Deprecate `TransformerEvalWrapper`, `LMEvalInputRecorder` by namgyu-youn · Pull Request #3617 · pytorch/ao

namgyu-youn · 2026-01-10T05:50:17Z

Summary:
Follow-up #3720, AWQ have been used TransformerEvalWrapper, which wrap an ao model to run lm-eval.
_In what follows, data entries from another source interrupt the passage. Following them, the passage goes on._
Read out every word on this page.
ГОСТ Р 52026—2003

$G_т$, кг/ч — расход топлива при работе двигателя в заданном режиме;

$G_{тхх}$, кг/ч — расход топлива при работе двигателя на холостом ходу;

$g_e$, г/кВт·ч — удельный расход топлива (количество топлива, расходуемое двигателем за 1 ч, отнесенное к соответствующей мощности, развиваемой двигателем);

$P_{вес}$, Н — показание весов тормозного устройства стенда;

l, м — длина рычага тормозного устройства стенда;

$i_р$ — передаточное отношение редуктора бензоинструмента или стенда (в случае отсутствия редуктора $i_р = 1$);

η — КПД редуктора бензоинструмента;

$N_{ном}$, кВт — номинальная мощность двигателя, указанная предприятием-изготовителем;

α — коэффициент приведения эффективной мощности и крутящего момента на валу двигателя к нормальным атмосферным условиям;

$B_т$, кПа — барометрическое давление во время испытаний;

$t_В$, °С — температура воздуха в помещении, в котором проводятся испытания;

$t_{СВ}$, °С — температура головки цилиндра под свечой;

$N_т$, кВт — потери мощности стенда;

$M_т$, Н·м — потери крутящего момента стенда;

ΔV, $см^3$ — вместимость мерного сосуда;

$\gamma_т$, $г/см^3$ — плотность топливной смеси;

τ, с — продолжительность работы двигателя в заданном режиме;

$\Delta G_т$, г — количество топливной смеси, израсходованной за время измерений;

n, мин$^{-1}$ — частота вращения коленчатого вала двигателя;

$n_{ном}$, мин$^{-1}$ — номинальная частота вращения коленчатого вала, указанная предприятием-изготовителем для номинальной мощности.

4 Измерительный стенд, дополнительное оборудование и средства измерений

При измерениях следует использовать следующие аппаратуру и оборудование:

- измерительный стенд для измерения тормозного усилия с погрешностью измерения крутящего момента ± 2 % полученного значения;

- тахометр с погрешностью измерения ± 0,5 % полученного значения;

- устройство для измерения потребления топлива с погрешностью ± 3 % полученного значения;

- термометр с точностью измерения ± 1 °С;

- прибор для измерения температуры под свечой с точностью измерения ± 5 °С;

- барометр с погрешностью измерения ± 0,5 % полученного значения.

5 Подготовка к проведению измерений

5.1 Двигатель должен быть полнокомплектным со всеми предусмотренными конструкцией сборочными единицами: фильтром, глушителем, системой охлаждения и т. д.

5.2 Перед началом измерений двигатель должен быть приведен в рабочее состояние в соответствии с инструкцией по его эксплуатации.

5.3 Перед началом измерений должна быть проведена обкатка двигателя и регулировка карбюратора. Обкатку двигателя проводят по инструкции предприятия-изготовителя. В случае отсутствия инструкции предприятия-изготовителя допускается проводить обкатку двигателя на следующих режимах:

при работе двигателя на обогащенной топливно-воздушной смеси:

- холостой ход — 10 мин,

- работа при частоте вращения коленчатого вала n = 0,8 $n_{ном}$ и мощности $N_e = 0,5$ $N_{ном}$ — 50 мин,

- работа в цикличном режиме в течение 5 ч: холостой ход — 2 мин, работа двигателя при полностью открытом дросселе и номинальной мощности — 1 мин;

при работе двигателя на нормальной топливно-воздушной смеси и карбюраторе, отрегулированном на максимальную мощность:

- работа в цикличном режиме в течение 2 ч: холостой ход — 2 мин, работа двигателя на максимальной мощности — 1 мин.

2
Instead, update to run lm-eval directly by using HFLM.

Change log:

# Old
from torchao._models._eval import TransformerEvalWrapper

TransformerEvalWrapper(
    model=model,
    tokenizer=tokenizer,
    max_seq_length=max_seq_length,
).run_eval(
    tasks=tasks,
    limit=calibration_limit,
)

# New (direct lm-eval)
from lm_eval import evaluator
from lm_eval.models.huggingface import HFLM

evaluator.simple_evaluate(
    HFLM(pretrained=model, tokenizer=tokenizer),
    tasks=tasks,
    limit=calibration_limit,
    batch_size=1,
)

Test plan:

python quantize_and_upload.py --model_id meta-llama/Llama-3.2-1B --quant AWQ-INT4

pytorch-bot · 2026-01-10T05:50:21Z

🔗 Helpful Links

🧪 See artifacts and rendered test results at hud.pytorch.org/pr/pytorch/ao/3617

📄 Preview Python docs built from this PR

Note: Links to docs will display an error until the docs builds have been completed.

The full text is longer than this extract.